L’accès à la propriété au Canada en juin

Par La rédaction | 23 July 2024 | Last updated on 22 July 2024
3 min read
Jeune couple marié emménageant dans une nouvelle maison. Ils déballent leur voiture
BalanceFormCreative / AdobeStock

L’accès à la propriété au Canada s’est détérioré dans certaines villes, mais s’est amélioré dans d’autres, conclut le dernier rapport mensuel sur l’accessibilité de Ratehub.ca.

Ce rapport, basé sur les données immobilières de mai 2024 et juin 2024, illustre comment l’évolution des taux hypothécaires, des tests de résistance et des prix de l’immobilier influence le revenu nécessaire pour acheter un logement au Canada, analysé dans 13 principales villes canadiennes.
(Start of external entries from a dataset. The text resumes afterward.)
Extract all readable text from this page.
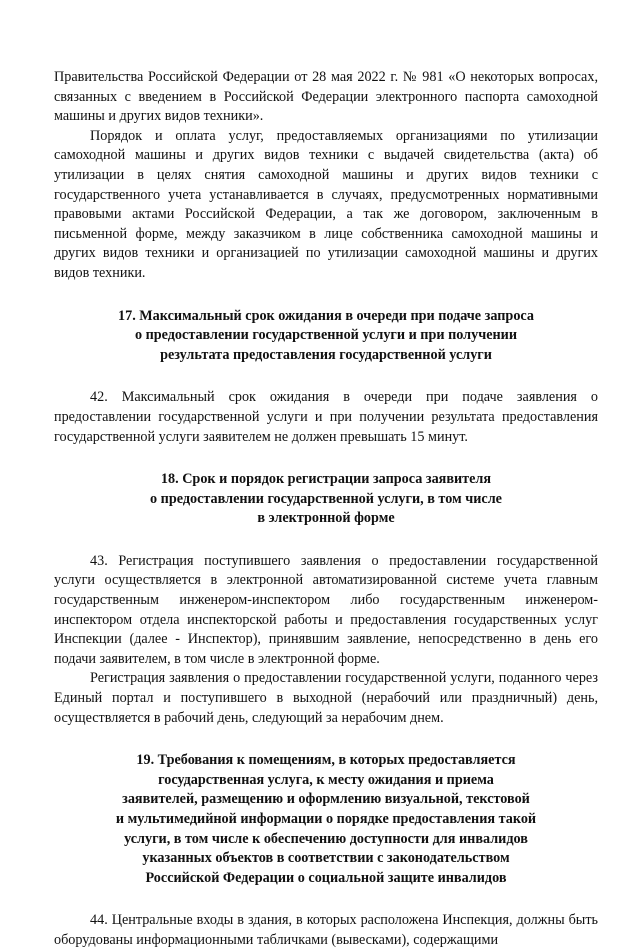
Правительства Российской Федерации от 28 мая 2022 г. № 981 «О некоторых вопросах, связанных с введением в Российской Федерации электронного паспорта самоходной машины и других видов техники».

Порядок и оплата услуг, предоставляемых организациями по утилизации самоходной машины и других видов техники с выдачей свидетельства (акта) об утилизации в целях снятия самоходной машины и других видов техники с государственного учета устанавливается в случаях, предусмотренных нормативными правовыми актами Российской Федерации, а так же договором, заключенным в письменной форме, между заказчиком в лице собственника самоходной машины и других видов техники и организацией по утилизации самоходной машины и других видов техники.

17. Максимальный срок ожидания в очереди при подаче запроса
о предоставлении государственной услуги и при получении
результата предоставления государственной услуги

42. Максимальный срок ожидания в очереди при подаче заявления о предоставлении государственной услуги и при получении результата предоставления государственной услуги заявителем не должен превышать 15 минут.

18. Срок и порядок регистрации запроса заявителя
о предоставлении государственной услуги, в том числе
в электронной форме

43. Регистрация поступившего заявления о предоставлении государственной услуги осуществляется в электронной автоматизированной системе учета главным государственным инженером-инспектором либо государственным инженером-инспектором отдела инспекторской работы и предоставления государственных услуг Инспекции (далее - Инспектор), принявшим заявление, непосредственно в день его подачи заявителем, в том числе в электронной форме.

Регистрация заявления о предоставлении государственной услуги, поданного через Единый портал и поступившего в выходной (нерабочий или праздничный) день, осуществляется в рабочий день, следующий за нерабочим днем.

19. Требования к помещениям, в которых предоставляется
государственная услуга, к месту ожидания и приема
заявителей, размещению и оформлению визуальной, текстовой
и мультимедийной информации о порядке предоставления такой
услуги, в том числе к обеспечению доступности для инвалидов
указанных объектов в соответствии с законодательством
Российской Федерации о социальной защите инвалидов

44. Центральные входы в здания, в которых расположена Инспекция, должны быть оборудованы информационными табличками (вывесками), содержащими
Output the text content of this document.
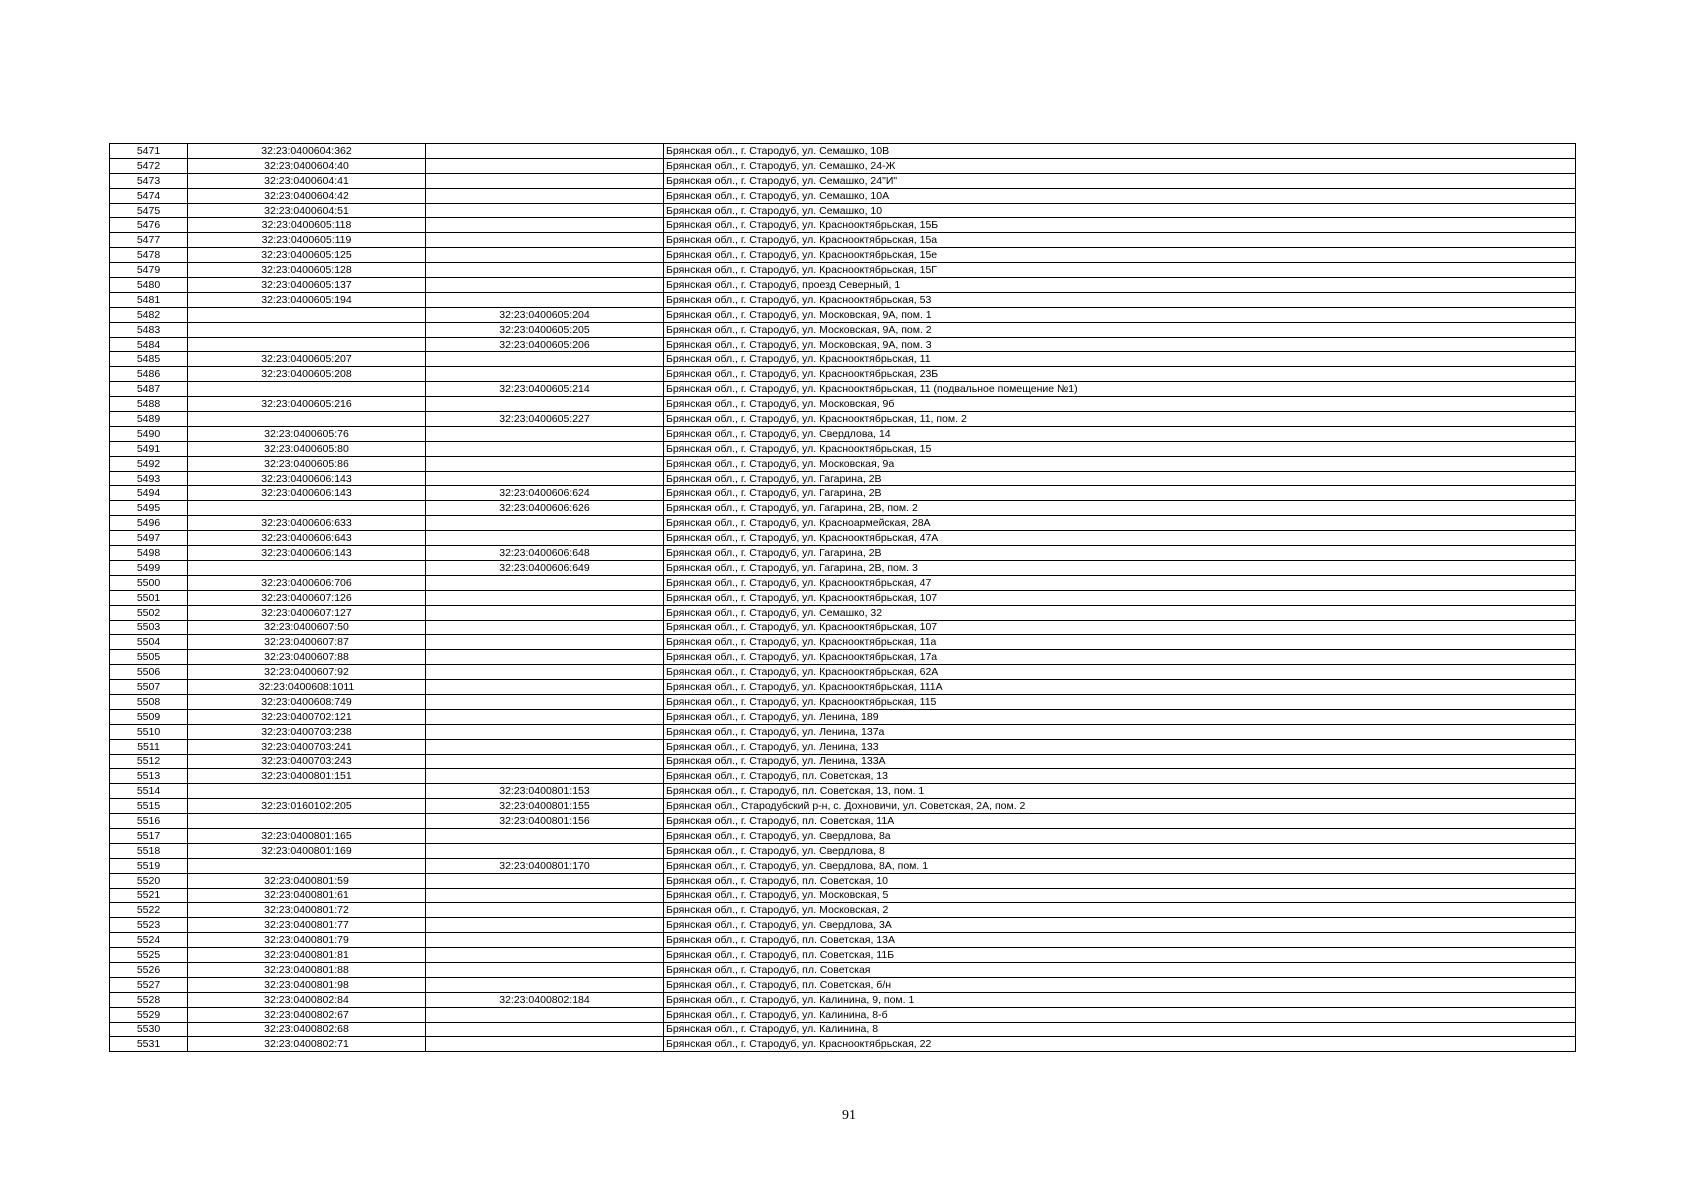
5471	32:23:0400604:362		Брянская обл., г. Стародуб, ул. Семашко, 10В
5472	32:23:0400604:40		Брянская обл., г. Стародуб, ул. Семашко, 24-Ж
5473	32:23:0400604:41		Брянская обл., г. Стародуб, ул. Семашко, 24"И"
5474	32:23:0400604:42		Брянская обл., г. Стародуб, ул. Семашко, 10А
5475	32:23:0400604:51		Брянская обл., г. Стародуб, ул. Семашко, 10
5476	32:23:0400605:118		Брянская обл., г. Стародуб, ул. Краснооктябрьская, 15Б
5477	32:23:0400605:119		Брянская обл., г. Стародуб, ул. Краснооктябрьская, 15а
5478	32:23:0400605:125		Брянская обл., г. Стародуб, ул. Краснооктябрьская, 15е
5479	32:23:0400605:128		Брянская обл., г. Стародуб, ул. Краснооктябрьская, 15Г
5480	32:23:0400605:137		Брянская обл., г. Стародуб, проезд Северный, 1
5481	32:23:0400605:194		Брянская обл., г. Стародуб, ул. Краснооктябрьская, 53
5482		32:23:0400605:204	Брянская обл., г. Стародуб, ул. Московская, 9А, пом. 1
5483		32:23:0400605:205	Брянская обл., г. Стародуб, ул. Московская, 9А, пом. 2
5484		32:23:0400605:206	Брянская обл., г. Стародуб, ул. Московская, 9А, пом. 3
5485	32:23:0400605:207		Брянская обл., г. Стародуб, ул. Краснооктябрьская, 11
5486	32:23:0400605:208		Брянская обл., г. Стародуб, ул. Краснооктябрьская, 23Б
5487		32:23:0400605:214	Брянская обл., г. Стародуб, ул. Краснооктябрьская, 11 (подвальное помещение №1)
5488	32:23:0400605:216		Брянская обл., г. Стародуб, ул. Московская, 9б
5489		32:23:0400605:227	Брянская обл., г. Стародуб, ул. Краснооктябрьская, 11, пом. 2
5490	32:23:0400605:76		Брянская обл., г. Стародуб, ул. Свердлова, 14
5491	32:23:0400605:80		Брянская обл., г. Стародуб, ул. Краснооктябрьская, 15
5492	32:23:0400605:86		Брянская обл., г. Стародуб, ул. Московская, 9а
5493	32:23:0400606:143		Брянская обл., г. Стародуб, ул. Гагарина, 2В
5494	32:23:0400606:143	32:23:0400606:624	Брянская обл., г. Стародуб, ул. Гагарина, 2В
5495		32:23:0400606:626	Брянская обл., г. Стародуб, ул. Гагарина, 2В, пом. 2
5496	32:23:0400606:633		Брянская обл., г. Стародуб, ул. Красноармейская, 28А
5497	32:23:0400606:643		Брянская обл., г. Стародуб, ул. Краснооктябрьская, 47А
5498	32:23:0400606:143	32:23:0400606:648	Брянская обл., г. Стародуб, ул. Гагарина, 2В
5499		32:23:0400606:649	Брянская обл., г. Стародуб, ул. Гагарина, 2В, пом. 3
5500	32:23:0400606:706		Брянская обл., г. Стародуб, ул. Краснооктябрьская, 47
5501	32:23:0400607:126		Брянская обл., г. Стародуб, ул. Краснооктябрьская, 107
5502	32:23:0400607:127		Брянская обл., г. Стародуб, ул. Семашко, 32
5503	32:23:0400607:50		Брянская обл., г. Стародуб, ул. Краснооктябрьская, 107
5504	32:23:0400607:87		Брянская обл., г. Стародуб, ул. Краснооктябрьская, 11а
5505	32:23:0400607:88		Брянская обл., г. Стародуб, ул. Краснооктябрьская, 17а
5506	32:23:0400607:92		Брянская обл., г. Стародуб, ул. Краснооктябрьская, 62А
5507	32:23:0400608:1011		Брянская обл., г. Стародуб, ул. Краснооктябрьская, 111А
5508	32:23:0400608:749		Брянская обл., г. Стародуб, ул. Краснооктябрьская, 115
5509	32:23:0400702:121		Брянская обл., г. Стародуб, ул. Ленина, 189
5510	32:23:0400703:238		Брянская обл., г. Стародуб, ул. Ленина, 137а
5511	32:23:0400703:241		Брянская обл., г. Стародуб, ул. Ленина, 133
5512	32:23:0400703:243		Брянская обл., г. Стародуб, ул. Ленина, 133А
5513	32:23:0400801:151		Брянская обл., г. Стародуб, пл. Советская, 13
5514		32:23:0400801:153	Брянская обл., г. Стародуб, пл. Советская, 13, пом. 1
5515	32:23:0160102:205	32:23:0400801:155	Брянская обл., Стародубский р-н, с. Дохновичи, ул. Советская, 2А, пом. 2
5516		32:23:0400801:156	Брянская обл., г. Стародуб, пл. Советская, 11А
5517	32:23:0400801:165		Брянская обл., г. Стародуб, ул. Свердлова, 8а
5518	32:23:0400801:169		Брянская обл., г. Стародуб, ул. Свердлова, 8
5519		32:23:0400801:170	Брянская обл., г. Стародуб, ул. Свердлова, 8А, пом. 1
5520	32:23:0400801:59		Брянская обл., г. Стародуб, пл. Советская, 10
5521	32:23:0400801:61		Брянская обл., г. Стародуб, ул. Московская, 5
5522	32:23:0400801:72		Брянская обл., г. Стародуб, ул. Московская, 2
5523	32:23:0400801:77		Брянская обл., г. Стародуб, ул. Свердлова, 3А
5524	32:23:0400801:79		Брянская обл., г. Стародуб, пл. Советская, 13А
5525	32:23:0400801:81		Брянская обл., г. Стародуб, пл. Советская, 11Б
5526	32:23:0400801:88		Брянская обл., г. Стародуб, пл. Советская
5527	32:23:0400801:98		Брянская обл., г. Стародуб, пл. Советская, б/н
5528	32:23:0400802:84	32:23:0400802:184	Брянская обл., г. Стародуб, ул. Калинина, 9, пом. 1
5529	32:23:0400802:67		Брянская обл., г. Стародуб, ул. Калинина, 8-б
5530	32:23:0400802:68		Брянская обл., г. Стародуб, ул. Калинина, 8
5531	32:23:0400802:71		Брянская обл., г. Стародуб, ул. Краснооктябрьская, 22
91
 « D’un mois sur l’autre, les 13 villes étudiées se répartissent assez équitablement entre la détérioration et l’amélioration de l’accessibilité. Dans sept villes, l’accessibilité s’est dégradée et dans six villes, elle s’est améliorée », résume Philippe Simard, directeur hypothécaire au Québec chez Ratehub.ca

Il ajoute que si « les taux d’intérêt sont restés relativement stables d’un mois sur l’autre, l’augmentation de la valeur des logements a été suffisante pour que l’accessibilité se dégrade dans sept villes. À l’inverse, la diminution de la valeur des logements a été suffisante pour améliorer l’accessibilité dans six villes ».

MOINS ACCESSIBLE À HALIFAX ET À EDMONTON

D’après le rapport, l’augmentation la plus significative a été observée à Halifax, où il est maintenant nécessaire d’avoir un revenu supplémentaire de 1 560 $ pour acheter une habitation moyenne.

Pourtant, en mai dernier, Halifax avait connu la plus grande amélioration en matière d’accessibilité : il fallait alors 2 070 $ de moins de revenus pour acheter une habitation moyenne, selon les données d’avril et de mai.

Si les ventes de logements ont eu tendance à diminuer à Halifax, « le marché a été volatil, car le nombre de nouvelles inscriptions reste bien en dessous de la moyenne à long terme, ce qui a exercé une pression à la hausse sur les prix », commente Philippe Simard.

Edmonton suit de près Halifax, puisqu’il fallait un revenu supplémentaire de 1 380 $ pour faire l’acquisition d’une propriété en juin.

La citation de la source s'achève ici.